In today’s terms she lived, as some activists do, a life of unpaid public service. She spearheaded many campaigns, most notably the right for women to vote and be elected to parliament, but also ones to improve wages and working conditions. She was well into her 80s when she fought to abolish the death penalty, publicly opposed Australia’s involvement in war in Africa and supported the abolition of bans on public bathing for minors, all contentious issues that left her open to fierce criticism. About the latter, she showed some admirable wit and common sense.
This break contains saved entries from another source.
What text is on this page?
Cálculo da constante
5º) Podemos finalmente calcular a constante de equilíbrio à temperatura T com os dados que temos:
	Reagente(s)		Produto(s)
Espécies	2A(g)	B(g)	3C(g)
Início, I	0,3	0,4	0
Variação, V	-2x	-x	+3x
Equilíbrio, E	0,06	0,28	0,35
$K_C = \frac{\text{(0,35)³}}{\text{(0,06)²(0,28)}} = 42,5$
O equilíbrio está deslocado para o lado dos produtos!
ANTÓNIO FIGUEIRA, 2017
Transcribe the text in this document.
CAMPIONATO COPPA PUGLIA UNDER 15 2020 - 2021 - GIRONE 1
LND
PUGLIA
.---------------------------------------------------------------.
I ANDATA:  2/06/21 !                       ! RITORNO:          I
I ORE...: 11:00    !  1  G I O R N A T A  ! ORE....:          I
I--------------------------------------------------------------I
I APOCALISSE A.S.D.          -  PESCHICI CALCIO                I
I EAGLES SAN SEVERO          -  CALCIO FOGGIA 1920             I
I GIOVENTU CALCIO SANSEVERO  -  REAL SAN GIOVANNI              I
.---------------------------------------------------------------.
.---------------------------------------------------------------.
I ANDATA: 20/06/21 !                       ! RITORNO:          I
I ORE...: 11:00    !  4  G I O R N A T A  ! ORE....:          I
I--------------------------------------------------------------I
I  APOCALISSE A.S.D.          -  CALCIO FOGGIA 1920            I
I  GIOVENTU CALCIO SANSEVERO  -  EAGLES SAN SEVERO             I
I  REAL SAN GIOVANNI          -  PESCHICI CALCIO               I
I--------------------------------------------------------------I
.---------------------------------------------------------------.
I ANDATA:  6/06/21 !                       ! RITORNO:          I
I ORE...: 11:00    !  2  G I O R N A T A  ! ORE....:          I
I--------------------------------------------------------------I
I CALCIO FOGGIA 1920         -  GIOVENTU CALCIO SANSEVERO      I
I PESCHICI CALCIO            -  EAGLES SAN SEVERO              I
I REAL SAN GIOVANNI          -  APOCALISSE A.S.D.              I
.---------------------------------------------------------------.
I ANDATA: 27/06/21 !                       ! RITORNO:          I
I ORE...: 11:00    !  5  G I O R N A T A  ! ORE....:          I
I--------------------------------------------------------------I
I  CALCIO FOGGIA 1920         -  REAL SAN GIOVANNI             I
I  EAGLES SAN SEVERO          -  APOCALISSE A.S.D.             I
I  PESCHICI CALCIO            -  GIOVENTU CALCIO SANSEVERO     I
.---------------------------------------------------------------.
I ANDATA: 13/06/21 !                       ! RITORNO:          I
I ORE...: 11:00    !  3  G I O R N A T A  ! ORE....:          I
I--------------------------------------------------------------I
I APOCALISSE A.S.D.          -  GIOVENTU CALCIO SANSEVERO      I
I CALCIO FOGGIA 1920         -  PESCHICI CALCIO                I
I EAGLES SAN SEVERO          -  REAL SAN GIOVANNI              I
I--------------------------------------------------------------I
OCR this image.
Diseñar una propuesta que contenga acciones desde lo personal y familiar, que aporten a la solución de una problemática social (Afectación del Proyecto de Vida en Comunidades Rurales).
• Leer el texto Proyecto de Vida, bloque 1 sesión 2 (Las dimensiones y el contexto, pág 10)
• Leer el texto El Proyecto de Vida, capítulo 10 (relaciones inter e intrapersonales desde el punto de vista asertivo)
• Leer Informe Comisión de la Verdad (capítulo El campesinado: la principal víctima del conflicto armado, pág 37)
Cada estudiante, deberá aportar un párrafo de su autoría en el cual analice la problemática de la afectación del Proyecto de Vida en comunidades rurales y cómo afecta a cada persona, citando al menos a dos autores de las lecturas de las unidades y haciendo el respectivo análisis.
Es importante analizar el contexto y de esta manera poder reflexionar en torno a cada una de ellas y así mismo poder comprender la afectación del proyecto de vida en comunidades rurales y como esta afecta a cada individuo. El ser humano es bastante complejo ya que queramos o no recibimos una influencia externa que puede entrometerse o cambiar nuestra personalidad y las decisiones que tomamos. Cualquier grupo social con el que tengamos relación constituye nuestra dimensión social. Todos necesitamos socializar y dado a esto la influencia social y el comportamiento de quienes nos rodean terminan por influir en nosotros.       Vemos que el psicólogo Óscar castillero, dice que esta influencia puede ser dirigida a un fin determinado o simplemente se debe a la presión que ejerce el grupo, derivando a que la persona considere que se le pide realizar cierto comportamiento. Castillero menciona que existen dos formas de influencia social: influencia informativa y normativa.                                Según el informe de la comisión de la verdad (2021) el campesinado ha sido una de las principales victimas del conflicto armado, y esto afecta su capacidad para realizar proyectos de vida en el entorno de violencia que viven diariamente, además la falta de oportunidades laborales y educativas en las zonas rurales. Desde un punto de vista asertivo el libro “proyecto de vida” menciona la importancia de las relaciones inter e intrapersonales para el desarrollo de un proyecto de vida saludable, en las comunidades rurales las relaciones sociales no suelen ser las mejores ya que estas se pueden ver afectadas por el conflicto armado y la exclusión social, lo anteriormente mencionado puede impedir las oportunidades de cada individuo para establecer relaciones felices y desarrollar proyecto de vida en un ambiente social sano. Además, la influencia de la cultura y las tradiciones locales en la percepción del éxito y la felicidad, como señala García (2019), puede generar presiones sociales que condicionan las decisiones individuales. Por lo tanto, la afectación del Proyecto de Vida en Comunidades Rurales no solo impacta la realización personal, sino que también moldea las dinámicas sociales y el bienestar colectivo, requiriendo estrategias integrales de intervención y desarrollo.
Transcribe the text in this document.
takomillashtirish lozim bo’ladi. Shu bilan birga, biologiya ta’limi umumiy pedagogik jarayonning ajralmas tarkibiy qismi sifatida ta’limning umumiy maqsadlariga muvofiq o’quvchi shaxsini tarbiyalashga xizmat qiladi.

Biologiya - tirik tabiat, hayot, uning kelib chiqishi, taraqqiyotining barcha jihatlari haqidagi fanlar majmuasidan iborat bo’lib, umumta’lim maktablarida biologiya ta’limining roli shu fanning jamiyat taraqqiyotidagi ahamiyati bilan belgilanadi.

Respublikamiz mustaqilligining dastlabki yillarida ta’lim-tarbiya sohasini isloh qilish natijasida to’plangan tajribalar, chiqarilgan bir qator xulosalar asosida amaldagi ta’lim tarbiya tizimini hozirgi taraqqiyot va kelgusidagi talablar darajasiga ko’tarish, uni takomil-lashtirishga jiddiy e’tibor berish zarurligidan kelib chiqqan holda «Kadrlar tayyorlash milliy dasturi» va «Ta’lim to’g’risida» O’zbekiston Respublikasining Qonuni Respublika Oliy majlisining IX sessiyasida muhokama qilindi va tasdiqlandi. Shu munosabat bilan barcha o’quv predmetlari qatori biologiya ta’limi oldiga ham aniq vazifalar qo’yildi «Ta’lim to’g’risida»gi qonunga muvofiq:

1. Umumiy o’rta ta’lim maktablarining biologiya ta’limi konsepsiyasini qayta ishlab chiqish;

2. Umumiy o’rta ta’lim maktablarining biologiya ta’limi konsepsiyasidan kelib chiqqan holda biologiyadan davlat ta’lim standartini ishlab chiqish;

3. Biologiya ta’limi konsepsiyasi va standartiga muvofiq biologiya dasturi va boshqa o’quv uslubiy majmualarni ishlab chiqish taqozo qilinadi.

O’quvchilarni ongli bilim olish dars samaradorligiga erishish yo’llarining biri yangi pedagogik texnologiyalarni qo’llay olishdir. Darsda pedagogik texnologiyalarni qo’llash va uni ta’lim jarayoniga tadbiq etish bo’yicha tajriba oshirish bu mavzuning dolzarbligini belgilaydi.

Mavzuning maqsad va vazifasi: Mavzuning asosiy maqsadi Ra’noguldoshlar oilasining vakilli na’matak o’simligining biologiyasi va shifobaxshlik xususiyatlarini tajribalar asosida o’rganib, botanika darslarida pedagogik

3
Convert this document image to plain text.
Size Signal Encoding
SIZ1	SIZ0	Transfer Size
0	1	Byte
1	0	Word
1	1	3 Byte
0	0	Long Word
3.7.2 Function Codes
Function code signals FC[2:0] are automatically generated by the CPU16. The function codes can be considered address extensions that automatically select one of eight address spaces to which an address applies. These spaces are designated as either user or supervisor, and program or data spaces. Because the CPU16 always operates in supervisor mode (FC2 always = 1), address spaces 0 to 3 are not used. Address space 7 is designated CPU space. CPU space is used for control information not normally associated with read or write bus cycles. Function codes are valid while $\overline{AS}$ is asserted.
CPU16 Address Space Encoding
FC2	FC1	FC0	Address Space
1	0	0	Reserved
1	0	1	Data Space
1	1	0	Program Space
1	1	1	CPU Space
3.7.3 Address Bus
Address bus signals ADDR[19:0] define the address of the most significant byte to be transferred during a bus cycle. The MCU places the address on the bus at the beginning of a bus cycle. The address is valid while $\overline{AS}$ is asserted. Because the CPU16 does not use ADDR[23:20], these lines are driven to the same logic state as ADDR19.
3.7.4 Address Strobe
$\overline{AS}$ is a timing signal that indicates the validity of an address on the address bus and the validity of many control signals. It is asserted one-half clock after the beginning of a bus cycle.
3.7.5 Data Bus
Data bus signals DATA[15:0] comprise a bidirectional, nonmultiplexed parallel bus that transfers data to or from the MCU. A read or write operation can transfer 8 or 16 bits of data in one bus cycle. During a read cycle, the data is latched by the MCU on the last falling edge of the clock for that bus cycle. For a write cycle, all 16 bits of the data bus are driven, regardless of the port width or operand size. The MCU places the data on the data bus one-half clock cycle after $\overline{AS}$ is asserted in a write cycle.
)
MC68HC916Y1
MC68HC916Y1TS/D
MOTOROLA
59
“I wish Mrs Grundy would retire into comfortable seclusion . . . and leave us alone. Those youngsters - Heaven keep them - are enjoying their mixed ‘splash’ without a notion of harm. Why should they not? Some of them are from homes with floor too near the ceiling to be comfortable in weather like this . . . But the bathers! I don’t believe that Eve ever had petticoats and if Adam had britches they left us no pattern – and they were both naked and not ashamed. Does not half the moral dirt of the world spring from dirty suggestion? Let our youngsters be taught to swim. Will our State Schools look into this?”

In 1994, to mark the centenary of the enfranchisement of women in South Australia she was accorded recognition as a national hero, marked by a special proof coin being issued by the mint in her honour. This book adds to that honour.